By the time most readers see this, the House of Lords will have formed a view about Assisted Dying. Some Anglican bishops have got wonderfully on-the-one-hand/on-the-other about it. They seem to want dying assisted, but only a little bit. The Bishop of Carlisle feels that judges, rather than doctors, should decide whether someone has the right to be helped to take his or her own life. Thus do the most enlightened persons inadvertently advocate the return of the death penalty. I hope that when the bishop’s judges perform this task, they will be made to wear the traditional black cap.

If I were in the House of Lords, I would bring in an Assisted Living Bill. It would make it compulsory for all those seeking an abortion to entertain an offer for their baby from approved prospective adoptive parents. No money would be paid. Rather, the abortion-seeking mother — or couple — would have to meet the baby-seekers at least twice and be asked to consider a formal offer, which would include evidence of how the future child would be provided for. Forced to think of the foetus as a living person in this way, many of those exercising the ‘right to choose’ might, after all, choose life.

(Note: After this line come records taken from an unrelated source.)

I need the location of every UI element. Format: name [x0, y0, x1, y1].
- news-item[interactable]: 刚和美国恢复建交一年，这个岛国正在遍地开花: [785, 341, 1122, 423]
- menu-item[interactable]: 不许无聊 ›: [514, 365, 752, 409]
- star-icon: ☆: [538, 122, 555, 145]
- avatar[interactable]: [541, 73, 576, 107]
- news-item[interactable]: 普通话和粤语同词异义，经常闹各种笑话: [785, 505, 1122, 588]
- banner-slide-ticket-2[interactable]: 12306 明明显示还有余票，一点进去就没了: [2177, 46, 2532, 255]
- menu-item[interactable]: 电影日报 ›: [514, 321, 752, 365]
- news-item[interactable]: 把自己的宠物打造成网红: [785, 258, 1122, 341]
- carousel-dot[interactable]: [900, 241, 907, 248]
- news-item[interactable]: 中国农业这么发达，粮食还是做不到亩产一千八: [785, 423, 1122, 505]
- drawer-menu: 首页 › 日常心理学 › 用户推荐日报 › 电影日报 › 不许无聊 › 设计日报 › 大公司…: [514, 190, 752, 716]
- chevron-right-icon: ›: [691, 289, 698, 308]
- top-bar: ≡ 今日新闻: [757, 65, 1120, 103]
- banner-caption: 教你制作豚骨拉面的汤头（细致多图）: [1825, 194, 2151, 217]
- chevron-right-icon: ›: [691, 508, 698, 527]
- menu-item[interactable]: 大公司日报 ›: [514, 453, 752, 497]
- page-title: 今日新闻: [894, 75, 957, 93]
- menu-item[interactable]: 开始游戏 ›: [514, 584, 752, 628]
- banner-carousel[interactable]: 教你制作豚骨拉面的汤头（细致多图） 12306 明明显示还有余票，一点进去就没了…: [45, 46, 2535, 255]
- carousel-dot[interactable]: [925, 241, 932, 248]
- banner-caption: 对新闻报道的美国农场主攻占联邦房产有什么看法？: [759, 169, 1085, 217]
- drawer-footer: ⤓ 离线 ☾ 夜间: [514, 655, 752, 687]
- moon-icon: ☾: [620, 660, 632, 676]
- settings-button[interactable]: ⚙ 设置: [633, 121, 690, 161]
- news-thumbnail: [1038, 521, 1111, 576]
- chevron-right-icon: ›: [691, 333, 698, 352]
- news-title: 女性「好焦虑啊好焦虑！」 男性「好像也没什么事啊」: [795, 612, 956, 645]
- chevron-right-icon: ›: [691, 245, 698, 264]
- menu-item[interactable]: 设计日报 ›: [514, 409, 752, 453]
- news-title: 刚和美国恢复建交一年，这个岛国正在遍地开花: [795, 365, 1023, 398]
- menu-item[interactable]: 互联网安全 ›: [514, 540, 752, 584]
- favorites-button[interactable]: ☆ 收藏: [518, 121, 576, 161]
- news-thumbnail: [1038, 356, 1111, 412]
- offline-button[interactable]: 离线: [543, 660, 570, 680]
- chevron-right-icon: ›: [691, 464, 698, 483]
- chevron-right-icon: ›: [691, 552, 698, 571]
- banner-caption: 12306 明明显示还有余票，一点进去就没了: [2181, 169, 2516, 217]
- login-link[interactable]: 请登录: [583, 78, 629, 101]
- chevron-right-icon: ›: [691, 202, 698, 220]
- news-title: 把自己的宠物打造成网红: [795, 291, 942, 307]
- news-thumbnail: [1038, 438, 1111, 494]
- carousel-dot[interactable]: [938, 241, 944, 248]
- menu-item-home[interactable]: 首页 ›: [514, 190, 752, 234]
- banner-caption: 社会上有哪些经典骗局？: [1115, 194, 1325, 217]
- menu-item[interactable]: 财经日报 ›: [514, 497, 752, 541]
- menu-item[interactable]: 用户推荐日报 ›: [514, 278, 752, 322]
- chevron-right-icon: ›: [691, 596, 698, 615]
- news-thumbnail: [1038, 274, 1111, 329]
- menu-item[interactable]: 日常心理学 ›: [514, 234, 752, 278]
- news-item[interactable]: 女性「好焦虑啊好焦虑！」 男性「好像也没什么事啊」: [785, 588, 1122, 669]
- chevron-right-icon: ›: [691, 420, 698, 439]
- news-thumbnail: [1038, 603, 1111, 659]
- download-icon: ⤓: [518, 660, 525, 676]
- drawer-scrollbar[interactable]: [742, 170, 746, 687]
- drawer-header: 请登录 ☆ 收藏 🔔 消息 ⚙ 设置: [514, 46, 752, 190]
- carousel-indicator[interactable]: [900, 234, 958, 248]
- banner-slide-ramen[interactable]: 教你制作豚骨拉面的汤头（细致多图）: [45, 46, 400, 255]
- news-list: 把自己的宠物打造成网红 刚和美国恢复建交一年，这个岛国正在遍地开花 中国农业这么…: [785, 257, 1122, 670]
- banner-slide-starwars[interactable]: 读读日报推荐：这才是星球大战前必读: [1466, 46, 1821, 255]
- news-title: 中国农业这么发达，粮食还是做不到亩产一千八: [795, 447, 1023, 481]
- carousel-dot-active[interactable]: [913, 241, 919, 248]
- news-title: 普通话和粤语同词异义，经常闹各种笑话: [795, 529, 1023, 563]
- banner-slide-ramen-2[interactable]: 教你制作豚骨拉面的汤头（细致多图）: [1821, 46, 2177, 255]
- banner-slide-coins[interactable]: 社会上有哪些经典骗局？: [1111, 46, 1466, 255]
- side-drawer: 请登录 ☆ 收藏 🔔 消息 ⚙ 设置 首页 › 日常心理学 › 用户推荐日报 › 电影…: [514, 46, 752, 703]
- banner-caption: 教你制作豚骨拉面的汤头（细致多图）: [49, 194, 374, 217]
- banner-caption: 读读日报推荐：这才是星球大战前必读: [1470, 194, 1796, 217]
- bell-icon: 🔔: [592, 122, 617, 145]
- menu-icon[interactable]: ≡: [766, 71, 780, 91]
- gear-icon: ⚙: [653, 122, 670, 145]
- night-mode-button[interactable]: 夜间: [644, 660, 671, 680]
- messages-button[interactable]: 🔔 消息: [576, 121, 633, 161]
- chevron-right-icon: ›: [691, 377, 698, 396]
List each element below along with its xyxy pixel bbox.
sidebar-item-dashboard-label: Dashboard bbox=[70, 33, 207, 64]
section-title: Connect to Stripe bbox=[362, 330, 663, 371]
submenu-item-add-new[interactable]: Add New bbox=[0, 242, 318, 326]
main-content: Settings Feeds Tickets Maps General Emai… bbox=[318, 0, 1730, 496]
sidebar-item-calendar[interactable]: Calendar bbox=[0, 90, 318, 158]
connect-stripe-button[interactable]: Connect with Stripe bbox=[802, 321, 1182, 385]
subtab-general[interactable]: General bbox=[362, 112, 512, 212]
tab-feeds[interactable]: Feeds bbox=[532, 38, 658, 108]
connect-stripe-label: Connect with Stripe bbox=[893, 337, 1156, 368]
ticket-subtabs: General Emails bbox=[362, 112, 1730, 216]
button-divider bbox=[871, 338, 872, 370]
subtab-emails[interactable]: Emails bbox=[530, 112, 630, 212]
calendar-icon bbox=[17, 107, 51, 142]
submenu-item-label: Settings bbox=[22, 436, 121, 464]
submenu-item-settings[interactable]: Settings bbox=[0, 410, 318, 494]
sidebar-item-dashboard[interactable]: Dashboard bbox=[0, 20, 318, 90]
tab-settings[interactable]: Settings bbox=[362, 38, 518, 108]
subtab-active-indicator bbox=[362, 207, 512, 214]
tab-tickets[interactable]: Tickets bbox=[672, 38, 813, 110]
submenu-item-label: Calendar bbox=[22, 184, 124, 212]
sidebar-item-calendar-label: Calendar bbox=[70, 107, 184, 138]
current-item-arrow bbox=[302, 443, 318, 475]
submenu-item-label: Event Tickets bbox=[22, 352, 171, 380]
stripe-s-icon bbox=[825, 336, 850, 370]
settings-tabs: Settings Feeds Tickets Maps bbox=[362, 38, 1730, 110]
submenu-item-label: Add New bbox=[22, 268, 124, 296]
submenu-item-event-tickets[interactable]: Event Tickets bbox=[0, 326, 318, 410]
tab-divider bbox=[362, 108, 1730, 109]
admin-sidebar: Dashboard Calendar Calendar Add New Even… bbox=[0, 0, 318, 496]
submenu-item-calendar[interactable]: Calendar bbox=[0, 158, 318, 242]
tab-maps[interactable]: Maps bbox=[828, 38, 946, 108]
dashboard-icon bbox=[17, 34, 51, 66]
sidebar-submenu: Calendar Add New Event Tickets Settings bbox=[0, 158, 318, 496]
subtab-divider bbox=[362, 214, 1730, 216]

In last week’s Notes, I mentioned how the Marquis of Normanby leads a double life as the distinguished writer, Constantine Phipps. I recently experienced another example of posh protective camouflage. Emma Willis, who makes shirts in Jermyn Street, invited me to a reception for her wonderful charity, Style for Soldiers. After I had accepted, she emailed to ask if I wanted a chauffeur to the party. I replied that it was very kind but I thought it ridiculous that a charity should provide its guests with drivers: I could find my own way to the Ritz. Emma explained that the limousine company, Capstar Chauffeurs, was itself a good cause. It is staffed largely by injured ex-servicemen, and it wants attention for its excellent work. So I agreed. I was picked up from Hampstead, where I was interviewing someone, by Charlie, the young boss of the company. He was very smart, ex-Blues and Royals (though not himself injured), and politely called me ‘Sir’ at all times. He drove very well. In the course of conversation, I gradually realised that he was the Marquis of Bowmont, heir to the Duke of Roxburgh, Floors Castle and large bits of the Scottish borders. Nowadays, only the aristocracy are deferential. It is touching.